The kinetic friction is the force of friction that occurs when the object is accelerating and the static friction is the force of friction that occurs when the object is at rest.

In the free body diagram given above, the all forces act on the box can be expressed as,

$m g+F_{fr}+N=0$

Here, m is the mass of the box, g is the acceleration due to gravity and $F_{fr}$ is the frictional force and N is the normal force.

The projected forces of x and y axis are expressed as,

$$\begin{gathered} m g \sin \alpha -F_{fr}=0 \\ N-m g \cos \alpha =0 \\ N=m g \cos \alpha \end{gathered}$$

From the above free body diagram the frictional force act on the box is expressed as,

$\begin{array}{rcl}{F}_{fr}& =& {\mu }_s N\\ & =& {\mu }_s m g \cos \alpha \end{array}$

Here, ${\mu }_s$ is the coefficient of static friction.

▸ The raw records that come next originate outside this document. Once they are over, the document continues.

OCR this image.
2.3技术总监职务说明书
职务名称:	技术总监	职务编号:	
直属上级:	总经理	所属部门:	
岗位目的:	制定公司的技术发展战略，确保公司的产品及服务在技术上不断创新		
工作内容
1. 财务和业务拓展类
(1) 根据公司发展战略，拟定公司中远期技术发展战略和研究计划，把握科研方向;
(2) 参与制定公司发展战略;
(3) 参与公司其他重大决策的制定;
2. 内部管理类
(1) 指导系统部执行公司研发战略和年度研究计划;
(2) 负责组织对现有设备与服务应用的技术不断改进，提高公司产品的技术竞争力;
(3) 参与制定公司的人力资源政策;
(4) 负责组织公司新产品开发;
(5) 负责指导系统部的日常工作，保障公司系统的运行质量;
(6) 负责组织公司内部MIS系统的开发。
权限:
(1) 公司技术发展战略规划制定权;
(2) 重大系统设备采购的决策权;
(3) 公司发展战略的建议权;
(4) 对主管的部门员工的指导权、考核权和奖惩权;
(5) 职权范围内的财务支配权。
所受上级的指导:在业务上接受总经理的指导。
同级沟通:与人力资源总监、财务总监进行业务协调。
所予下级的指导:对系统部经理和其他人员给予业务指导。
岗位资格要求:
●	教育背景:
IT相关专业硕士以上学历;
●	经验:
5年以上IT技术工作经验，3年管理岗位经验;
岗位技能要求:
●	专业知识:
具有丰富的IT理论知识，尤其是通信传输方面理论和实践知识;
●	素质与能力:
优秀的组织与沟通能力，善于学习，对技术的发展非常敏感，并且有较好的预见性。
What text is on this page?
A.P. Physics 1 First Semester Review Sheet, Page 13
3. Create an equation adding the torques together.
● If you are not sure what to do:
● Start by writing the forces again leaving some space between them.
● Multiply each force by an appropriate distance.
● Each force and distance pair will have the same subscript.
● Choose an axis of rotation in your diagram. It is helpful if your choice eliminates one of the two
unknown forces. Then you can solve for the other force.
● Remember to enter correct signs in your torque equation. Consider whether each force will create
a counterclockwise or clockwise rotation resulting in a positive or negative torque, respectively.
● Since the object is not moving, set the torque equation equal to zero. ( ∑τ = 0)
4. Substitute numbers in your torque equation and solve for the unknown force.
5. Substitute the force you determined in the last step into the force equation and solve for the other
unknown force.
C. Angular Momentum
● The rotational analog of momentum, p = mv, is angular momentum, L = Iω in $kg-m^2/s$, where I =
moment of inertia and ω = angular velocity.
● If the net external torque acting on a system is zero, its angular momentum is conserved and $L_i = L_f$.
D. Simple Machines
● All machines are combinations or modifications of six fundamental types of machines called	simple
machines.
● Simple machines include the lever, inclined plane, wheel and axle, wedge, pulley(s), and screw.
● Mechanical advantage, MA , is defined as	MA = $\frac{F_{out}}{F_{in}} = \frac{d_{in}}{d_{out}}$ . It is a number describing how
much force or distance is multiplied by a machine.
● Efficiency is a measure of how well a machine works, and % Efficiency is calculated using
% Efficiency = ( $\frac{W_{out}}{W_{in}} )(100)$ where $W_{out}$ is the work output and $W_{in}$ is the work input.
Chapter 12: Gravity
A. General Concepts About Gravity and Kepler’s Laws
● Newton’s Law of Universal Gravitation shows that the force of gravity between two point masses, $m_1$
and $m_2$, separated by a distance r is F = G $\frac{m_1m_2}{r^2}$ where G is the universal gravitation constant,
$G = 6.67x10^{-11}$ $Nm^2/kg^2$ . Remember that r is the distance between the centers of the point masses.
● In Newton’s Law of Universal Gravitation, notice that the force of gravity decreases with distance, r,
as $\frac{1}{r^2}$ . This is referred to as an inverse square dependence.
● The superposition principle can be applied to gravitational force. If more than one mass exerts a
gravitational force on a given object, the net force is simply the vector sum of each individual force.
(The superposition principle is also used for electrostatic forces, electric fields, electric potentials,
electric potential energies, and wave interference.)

Substitute the value of $F_{fr}$ and 0.35 for ${\mu }_s$ in the above equation.

 $$\begin{gathered} m g \sin \alpha -{\mu }_s m g \cos \alpha \\ \sin \alpha ={\mu }_s \cos \alpha \\ \tan \alpha =0.35 \\ \alpha ={\text{tan}}^{-1} (0.35) \end{gathered}$$

 $\alpha =19.29°$

Hence, the required angle is $19.29°$.

The projection of the forces on x axis can be expressed as,

 $$\begin{gathered} mg \sin \alpha -{\mu }_k mg \cos \alpha =ma \\ mg\left(\sin \alpha -{\mu }_k \cos \alpha \right)=ma \\ a=g\left(\sin \alpha -{\mu }_k \cos \alpha \right) \end{gathered}$$

Here, a is the acceleration, ${\mu }_k$ is the coefficient of kinetic friction.

Substitute $9.8m/s^2$ for g, $19.29°$ for $\alpha$ and 0.25 for ${\mu }_k$ in the above equation.

$\begin{array}{rcl}a& =& \left(9.8m/s^2\right)(\sin 19.29°-0.25\times \cos 19.29°)\\ & =& 0.931m/s^2\end{array}$

Hence, the required acceleration is $0.931m/s^2$.

The kinematic equation of the velocity is expressed as,

$$\begin{gathered} v^2=v_0^2+2 as \\ v=\sqrt{v_0^2+2 as} \end{gathered}$$ 

Here, v is the velocity of box after slide, $v_0$ is the initial velocity and a is the acceleration and s is the sliding distance.

Substitute 0m/s for $v_0$, $0.931m/s^2$ for a, and 5.0m for s in the above equation.

 $\begin{array}{rcl}v& =& \sqrt{0+2 (0.931m/s^2)(5.0m)}\\ & =& 3.05m/s\end{array}$

Hence, the required velocity is 3.05m/s.